Report Gives Prisons Failing Grades For COVID-19 Response

If you’ve paid any attention to COVID-19 in prisons, you know that the deadly virus has overwhelmed facilities across the country for more than a year. By now, it’s likely that more than 3,000 prisoners have died from COVID-19. And reporting suggests that one out of every three incarcerated people have had COVID-19. It’s truly unbelievable how bad the response to the COVID-19 pandemic has been in prisons. A new report from Prison Policy Initiative gives that response a grade we should have all known was coming: F.

Prison Policy Initiative gave almost every state in the country an F.

In the report, Prison Policy Initiative gave 42 states—an incredible 84% of the country—an F for their response to COVID-19 in prisons. Of the eight states that didn’t get an F—California, Illinois, Maryland, Massachusetts, New Jersey, New Mexico, Pennsylvania and Virginia—six received either a D or a D-. The only two that did better than a D, California and New Jersey, earned a C- and C, respectively.

If my nine-year-old came home with grades like this, the consequences would be severe. The consequences for prison officials, though, are seemingly nonexistent. And documents obtained by the ACLU show that things may even get worse before they get better.

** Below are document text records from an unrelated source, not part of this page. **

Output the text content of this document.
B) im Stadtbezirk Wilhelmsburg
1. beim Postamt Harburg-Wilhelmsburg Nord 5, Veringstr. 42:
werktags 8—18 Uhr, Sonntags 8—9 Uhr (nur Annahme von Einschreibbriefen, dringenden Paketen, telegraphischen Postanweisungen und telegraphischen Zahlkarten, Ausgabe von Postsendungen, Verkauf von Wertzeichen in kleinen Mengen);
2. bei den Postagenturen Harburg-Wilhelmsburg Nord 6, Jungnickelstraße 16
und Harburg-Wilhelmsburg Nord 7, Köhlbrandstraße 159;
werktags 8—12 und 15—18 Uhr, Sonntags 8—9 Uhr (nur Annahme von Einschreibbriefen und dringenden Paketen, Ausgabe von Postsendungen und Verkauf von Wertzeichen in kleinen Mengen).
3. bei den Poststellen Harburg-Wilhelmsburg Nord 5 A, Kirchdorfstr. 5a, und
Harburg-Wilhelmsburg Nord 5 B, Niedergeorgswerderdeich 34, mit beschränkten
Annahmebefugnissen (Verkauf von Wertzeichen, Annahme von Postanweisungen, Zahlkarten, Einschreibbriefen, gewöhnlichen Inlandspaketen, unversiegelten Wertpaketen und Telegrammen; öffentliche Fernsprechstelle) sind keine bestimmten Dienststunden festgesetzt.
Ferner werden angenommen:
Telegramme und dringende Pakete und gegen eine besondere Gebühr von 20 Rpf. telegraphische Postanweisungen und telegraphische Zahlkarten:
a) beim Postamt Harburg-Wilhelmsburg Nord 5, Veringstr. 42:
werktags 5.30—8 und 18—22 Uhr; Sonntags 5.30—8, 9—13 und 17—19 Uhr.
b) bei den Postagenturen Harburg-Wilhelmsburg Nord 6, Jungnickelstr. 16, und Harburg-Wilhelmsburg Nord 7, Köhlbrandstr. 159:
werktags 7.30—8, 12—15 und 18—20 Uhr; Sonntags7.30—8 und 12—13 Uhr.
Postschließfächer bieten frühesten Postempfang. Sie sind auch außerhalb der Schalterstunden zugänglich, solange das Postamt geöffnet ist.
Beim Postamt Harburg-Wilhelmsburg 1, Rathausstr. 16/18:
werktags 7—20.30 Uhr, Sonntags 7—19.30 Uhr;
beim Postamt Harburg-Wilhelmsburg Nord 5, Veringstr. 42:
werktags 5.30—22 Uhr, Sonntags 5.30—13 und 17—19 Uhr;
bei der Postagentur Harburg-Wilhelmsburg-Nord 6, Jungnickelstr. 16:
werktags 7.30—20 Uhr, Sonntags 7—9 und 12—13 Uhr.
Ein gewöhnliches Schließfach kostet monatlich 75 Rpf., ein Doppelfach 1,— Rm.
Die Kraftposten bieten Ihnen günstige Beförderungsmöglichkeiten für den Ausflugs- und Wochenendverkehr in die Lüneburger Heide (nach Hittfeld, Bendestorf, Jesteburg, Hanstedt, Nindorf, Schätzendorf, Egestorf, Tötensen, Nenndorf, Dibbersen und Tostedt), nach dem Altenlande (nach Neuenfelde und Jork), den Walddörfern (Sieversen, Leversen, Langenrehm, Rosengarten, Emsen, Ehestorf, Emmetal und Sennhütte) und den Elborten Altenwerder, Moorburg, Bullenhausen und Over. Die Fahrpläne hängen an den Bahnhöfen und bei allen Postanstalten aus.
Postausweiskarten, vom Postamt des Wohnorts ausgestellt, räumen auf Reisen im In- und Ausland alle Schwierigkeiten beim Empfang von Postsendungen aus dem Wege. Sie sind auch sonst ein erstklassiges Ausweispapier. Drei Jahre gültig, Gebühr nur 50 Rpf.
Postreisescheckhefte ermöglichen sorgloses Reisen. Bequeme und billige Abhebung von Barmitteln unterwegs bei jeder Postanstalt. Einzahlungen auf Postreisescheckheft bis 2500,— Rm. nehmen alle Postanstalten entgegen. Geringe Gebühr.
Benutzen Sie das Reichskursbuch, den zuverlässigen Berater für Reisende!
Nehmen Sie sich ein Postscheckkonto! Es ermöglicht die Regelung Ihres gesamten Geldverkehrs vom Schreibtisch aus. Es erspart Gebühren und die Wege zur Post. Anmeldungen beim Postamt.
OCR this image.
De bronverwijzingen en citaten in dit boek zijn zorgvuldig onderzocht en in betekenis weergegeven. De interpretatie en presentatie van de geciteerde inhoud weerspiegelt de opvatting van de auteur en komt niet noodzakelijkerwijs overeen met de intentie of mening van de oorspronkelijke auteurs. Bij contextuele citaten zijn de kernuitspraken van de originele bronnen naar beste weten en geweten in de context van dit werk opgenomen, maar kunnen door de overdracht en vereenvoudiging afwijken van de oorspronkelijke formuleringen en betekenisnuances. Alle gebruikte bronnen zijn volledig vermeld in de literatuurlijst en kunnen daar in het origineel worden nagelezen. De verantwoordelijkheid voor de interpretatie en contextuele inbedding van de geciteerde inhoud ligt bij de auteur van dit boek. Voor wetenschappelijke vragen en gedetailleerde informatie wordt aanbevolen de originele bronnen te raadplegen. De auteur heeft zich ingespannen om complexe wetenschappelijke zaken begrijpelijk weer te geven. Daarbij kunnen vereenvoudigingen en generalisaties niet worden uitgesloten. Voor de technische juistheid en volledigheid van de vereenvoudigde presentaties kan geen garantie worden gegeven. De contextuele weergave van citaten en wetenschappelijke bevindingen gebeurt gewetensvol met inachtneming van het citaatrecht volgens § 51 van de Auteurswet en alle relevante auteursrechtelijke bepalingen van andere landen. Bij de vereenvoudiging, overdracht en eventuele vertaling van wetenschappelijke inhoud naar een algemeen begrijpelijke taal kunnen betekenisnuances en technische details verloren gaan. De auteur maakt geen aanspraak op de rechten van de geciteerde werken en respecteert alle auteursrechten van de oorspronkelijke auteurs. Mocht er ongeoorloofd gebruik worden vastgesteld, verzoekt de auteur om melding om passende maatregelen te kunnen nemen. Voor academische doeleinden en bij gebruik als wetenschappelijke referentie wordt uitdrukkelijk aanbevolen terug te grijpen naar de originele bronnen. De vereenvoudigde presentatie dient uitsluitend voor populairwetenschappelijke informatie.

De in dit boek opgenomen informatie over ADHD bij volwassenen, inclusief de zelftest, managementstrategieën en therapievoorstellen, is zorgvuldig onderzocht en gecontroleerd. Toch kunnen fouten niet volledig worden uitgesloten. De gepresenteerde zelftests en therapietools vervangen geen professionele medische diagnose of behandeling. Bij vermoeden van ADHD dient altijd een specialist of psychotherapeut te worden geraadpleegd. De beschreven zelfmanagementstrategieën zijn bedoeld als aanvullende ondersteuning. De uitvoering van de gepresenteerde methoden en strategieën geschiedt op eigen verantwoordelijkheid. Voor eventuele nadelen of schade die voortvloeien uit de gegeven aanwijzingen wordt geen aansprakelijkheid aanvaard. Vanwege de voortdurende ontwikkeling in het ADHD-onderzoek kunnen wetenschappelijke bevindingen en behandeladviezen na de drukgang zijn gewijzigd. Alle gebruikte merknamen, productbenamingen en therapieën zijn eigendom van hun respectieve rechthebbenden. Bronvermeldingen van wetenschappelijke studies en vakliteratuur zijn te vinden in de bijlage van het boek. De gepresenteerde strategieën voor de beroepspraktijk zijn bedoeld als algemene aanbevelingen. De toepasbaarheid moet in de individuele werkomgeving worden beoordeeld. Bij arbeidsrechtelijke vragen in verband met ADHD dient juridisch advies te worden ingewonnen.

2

Even the states with the best grades didn’t do enough.

New Jersey’s response was the highest-rated one in the country. The most significant factor in this “high”—remember, it was just a C—was the vaccination rate among incarcerated people. According to the report, 89% of incarcerated people in New Jersey got the COVID-19 vaccine. That incarceration rate is significantly better than the general U.S. population. It is noteworthy, of course, that the credit for this success goes entirely to the incarcerated people themselves, not prison officials.

But New Jersey officials do deserve some credit for reducing the state’s prison population by 42% during the COVID-19 pandemic. A significant portion of the population reduction was the product of a large-scale release that allowed over 2,000 people to leave prison and return home.

California was almost as successful. Their C- grade was due, at least in part, to their vaccination efforts. But it was the product of free phone calls, free video calls and free hygiene products to incarcerated people. These measures aren’t excessive to the say the least. Yet, almost all of the states in the country couldn’t implement them, and people died and got sick as a result.